Bhattacharya and Sarma went to meet Amit Shah, to prove that the allegations were unsubstantiated. Shah was persuaded, and apparently told Bhattacharya, “Yeh toh galti hua. Phir toh galti hua toh uska sudhaarna hai” (We have committed a mistake, it should be rectified). Sarma formally joined the BJP on 21 August, exactly a month after Sonowal and Rijiju’s press conference. Bhattacharya’s satisfaction with his orchestration of the plan was evident from the way he described it. A framed photograph hung on the wall behind him, of Sarma, Mahendra Singh and himself, all with beaming smiles, from the felicitation ceremony in Guwahati where Sarma was welcomed into the BJP.

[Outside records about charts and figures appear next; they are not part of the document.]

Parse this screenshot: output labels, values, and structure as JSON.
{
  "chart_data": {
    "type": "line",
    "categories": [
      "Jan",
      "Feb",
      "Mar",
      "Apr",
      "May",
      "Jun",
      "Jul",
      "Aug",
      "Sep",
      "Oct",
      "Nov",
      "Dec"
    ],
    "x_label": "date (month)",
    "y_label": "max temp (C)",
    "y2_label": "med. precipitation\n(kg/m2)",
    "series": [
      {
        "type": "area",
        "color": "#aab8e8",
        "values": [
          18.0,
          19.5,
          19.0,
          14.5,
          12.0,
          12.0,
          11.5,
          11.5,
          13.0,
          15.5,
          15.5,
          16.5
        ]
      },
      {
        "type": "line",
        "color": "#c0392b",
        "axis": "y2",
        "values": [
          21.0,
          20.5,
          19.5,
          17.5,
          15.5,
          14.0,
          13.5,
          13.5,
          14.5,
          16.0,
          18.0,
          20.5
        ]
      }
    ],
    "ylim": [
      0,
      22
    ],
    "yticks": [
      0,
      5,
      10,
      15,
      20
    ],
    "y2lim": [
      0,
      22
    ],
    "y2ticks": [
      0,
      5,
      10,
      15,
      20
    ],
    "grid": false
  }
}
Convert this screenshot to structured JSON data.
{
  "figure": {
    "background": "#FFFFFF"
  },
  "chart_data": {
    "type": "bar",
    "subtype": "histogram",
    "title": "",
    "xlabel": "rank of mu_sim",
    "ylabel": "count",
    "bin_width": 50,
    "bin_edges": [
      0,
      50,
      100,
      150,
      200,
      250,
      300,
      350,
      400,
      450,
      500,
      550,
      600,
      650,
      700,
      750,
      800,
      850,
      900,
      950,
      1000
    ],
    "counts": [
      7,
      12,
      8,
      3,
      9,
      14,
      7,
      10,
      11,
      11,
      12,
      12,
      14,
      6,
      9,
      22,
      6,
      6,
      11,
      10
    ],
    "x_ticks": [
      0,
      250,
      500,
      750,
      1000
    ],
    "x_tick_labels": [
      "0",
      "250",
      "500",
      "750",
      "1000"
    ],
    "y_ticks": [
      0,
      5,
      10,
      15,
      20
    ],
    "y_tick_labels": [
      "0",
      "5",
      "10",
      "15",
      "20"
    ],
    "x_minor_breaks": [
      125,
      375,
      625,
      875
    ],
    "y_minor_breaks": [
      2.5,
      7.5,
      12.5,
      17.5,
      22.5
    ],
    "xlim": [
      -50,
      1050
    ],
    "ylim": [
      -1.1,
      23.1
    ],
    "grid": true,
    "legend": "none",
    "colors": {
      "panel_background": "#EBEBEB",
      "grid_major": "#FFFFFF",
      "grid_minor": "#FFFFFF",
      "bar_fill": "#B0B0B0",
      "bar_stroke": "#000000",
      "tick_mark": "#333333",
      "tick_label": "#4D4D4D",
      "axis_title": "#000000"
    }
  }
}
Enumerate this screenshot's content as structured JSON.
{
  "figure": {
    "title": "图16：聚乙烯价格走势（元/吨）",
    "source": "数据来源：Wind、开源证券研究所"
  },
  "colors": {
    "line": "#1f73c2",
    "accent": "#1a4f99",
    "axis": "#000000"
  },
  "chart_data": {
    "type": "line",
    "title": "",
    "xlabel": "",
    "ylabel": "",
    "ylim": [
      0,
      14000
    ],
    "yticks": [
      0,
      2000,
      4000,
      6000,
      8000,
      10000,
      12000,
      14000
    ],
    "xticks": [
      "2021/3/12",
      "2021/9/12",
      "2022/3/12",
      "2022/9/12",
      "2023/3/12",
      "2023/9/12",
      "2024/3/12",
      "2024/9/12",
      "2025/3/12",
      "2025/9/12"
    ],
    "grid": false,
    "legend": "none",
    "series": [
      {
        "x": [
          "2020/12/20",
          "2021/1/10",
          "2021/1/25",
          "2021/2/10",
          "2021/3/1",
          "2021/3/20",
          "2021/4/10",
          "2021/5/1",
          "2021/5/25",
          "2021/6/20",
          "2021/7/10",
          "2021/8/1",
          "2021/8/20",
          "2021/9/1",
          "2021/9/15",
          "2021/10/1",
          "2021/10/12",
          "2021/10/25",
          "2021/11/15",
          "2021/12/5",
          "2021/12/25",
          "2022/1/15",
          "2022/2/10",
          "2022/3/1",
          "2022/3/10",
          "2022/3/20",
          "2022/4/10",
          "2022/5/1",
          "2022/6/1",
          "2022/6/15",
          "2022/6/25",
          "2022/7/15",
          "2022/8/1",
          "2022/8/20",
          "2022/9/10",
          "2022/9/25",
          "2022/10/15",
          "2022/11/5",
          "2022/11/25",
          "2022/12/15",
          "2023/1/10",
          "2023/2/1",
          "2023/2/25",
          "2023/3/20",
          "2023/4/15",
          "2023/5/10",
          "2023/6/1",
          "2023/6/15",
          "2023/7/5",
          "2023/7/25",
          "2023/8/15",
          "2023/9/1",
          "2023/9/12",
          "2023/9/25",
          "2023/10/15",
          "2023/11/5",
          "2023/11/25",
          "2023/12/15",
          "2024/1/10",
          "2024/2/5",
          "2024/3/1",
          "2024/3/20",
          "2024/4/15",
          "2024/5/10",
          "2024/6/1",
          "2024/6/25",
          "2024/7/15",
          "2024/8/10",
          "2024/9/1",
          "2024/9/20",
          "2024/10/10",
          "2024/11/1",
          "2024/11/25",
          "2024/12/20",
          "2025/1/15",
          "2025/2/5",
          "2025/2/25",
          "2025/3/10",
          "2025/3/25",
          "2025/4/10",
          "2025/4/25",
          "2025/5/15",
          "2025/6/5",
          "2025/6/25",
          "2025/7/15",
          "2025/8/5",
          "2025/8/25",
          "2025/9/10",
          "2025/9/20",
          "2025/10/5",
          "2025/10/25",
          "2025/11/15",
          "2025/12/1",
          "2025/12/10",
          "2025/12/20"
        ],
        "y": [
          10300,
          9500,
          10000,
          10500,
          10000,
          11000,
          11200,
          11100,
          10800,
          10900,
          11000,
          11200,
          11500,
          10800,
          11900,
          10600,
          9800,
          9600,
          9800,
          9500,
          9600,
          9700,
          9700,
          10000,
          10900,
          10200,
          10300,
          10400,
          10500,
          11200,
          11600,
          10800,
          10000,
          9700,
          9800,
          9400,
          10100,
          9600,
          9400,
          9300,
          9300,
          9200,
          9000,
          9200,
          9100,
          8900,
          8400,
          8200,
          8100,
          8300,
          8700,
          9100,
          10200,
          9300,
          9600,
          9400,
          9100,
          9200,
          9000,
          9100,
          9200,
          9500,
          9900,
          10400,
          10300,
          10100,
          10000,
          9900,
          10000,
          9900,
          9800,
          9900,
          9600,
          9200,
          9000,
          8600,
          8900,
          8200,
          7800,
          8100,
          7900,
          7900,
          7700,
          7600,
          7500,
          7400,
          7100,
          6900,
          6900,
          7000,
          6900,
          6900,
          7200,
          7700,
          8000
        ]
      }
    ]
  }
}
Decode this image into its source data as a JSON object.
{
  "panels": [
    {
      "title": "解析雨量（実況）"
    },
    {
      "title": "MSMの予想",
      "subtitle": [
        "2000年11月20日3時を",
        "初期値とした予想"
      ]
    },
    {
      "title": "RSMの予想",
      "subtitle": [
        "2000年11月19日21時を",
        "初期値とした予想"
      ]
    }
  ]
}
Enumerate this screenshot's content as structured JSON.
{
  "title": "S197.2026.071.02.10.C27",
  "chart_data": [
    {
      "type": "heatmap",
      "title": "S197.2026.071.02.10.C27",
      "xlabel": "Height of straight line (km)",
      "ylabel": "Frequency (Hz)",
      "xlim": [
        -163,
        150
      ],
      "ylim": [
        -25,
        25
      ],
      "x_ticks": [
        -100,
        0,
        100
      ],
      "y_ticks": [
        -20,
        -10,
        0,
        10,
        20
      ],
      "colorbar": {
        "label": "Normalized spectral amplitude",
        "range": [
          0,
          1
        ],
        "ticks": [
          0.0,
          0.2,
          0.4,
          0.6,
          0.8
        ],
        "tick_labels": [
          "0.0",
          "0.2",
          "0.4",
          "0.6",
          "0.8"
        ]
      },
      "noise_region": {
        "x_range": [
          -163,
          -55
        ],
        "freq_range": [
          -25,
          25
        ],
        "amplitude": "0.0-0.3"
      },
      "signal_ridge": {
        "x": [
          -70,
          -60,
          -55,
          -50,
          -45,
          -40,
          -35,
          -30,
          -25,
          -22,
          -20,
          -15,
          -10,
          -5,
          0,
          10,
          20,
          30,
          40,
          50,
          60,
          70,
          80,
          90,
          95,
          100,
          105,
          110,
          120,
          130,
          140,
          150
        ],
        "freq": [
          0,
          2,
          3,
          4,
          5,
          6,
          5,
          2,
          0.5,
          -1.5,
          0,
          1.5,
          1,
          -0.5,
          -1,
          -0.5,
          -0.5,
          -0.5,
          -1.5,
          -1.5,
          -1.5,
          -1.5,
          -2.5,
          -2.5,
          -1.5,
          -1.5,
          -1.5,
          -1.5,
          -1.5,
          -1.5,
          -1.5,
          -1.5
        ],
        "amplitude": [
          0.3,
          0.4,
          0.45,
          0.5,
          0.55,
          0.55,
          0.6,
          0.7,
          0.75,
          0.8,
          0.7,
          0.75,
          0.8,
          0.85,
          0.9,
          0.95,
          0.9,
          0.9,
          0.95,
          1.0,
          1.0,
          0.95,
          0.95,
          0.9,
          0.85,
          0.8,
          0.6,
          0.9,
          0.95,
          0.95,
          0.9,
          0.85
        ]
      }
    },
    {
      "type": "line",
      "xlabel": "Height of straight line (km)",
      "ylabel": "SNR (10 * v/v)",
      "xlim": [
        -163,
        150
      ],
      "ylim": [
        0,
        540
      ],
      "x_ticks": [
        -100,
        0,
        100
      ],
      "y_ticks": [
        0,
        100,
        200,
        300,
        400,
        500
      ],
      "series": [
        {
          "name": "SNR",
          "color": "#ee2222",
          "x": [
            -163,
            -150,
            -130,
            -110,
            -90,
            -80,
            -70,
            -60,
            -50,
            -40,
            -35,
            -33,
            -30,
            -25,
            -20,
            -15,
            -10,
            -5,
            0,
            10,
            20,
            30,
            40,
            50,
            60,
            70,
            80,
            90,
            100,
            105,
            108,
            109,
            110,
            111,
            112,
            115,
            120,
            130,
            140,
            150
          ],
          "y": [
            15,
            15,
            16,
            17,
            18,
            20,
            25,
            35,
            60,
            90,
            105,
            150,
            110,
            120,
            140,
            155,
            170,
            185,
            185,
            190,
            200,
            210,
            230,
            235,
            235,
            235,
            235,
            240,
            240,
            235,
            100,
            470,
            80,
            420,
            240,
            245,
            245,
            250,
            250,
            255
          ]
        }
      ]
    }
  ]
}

Bhattacharya said Sarma and Sonowal were working together now. “Well, sometimes necessities makes very strange bedfellows,” he said. “The necessity is on both of them.” According to him, Sonowal is neither “a very firm administrator” nor “a very good organisational man.” So, he explained, Sonowal is dependent on Sarma, who has these qualities. Sarma, meanwhile, is “compelled” to work with Sonowal because if he “raises the dissenting voice within BJP,” like he did against Tarun Gogoi in the Congress, then people will mark him out as a permanent dissenter, Bhattacharya said. “So he has no option but to fall in line.”
A key reason Sarma was able to overcome internal opposition from the BJP was that he had the support of the Rashtriya Swayamsevak Sangh. Prodyut Bora, who cited Sarma’s entry as one of his reasons for leaving the BJP, told me that before he left, one top functionary each from the BJP and the RSS had approached him, and asked him not to block Sarma’s entry.
Indeed, the RSS generally appears to be taking a significant interest in Assam. Bhattacharya told me that the BJP’s “remote-control” had a say in the party’s affairs in the state. Ram Madhav and Ram Lal, both former senior RSS functionaries who have been on deputation to the BJP, are heading the Assam campaign. Senior state leaders of the BJP told me that while they directly report to Amit Shah, they also regularly brief Krishna Gopal, RSS’s sah-sarakaryavah, or joint general secretary, who coordinates between the BJP and its parent organisation.
The anti-immigrant shades of the state’s politics comfortably match the RSS’s ideology. At the RSS national executive council meeting in November 2012, Gopal had demanded the expulsion of all Bangladeshi immigrants, stating that their “unabated influx” was a “serious threat” to national integration. The organisation also passed a resolution on Muslim-Bodo riots that occurred in July 2012, around the Dhubri and Kokrajhar districts in Assam. In the resolution the RSS “strongly” condemned “the violence perpetrated by Bangladeshi Muslim infiltrators.”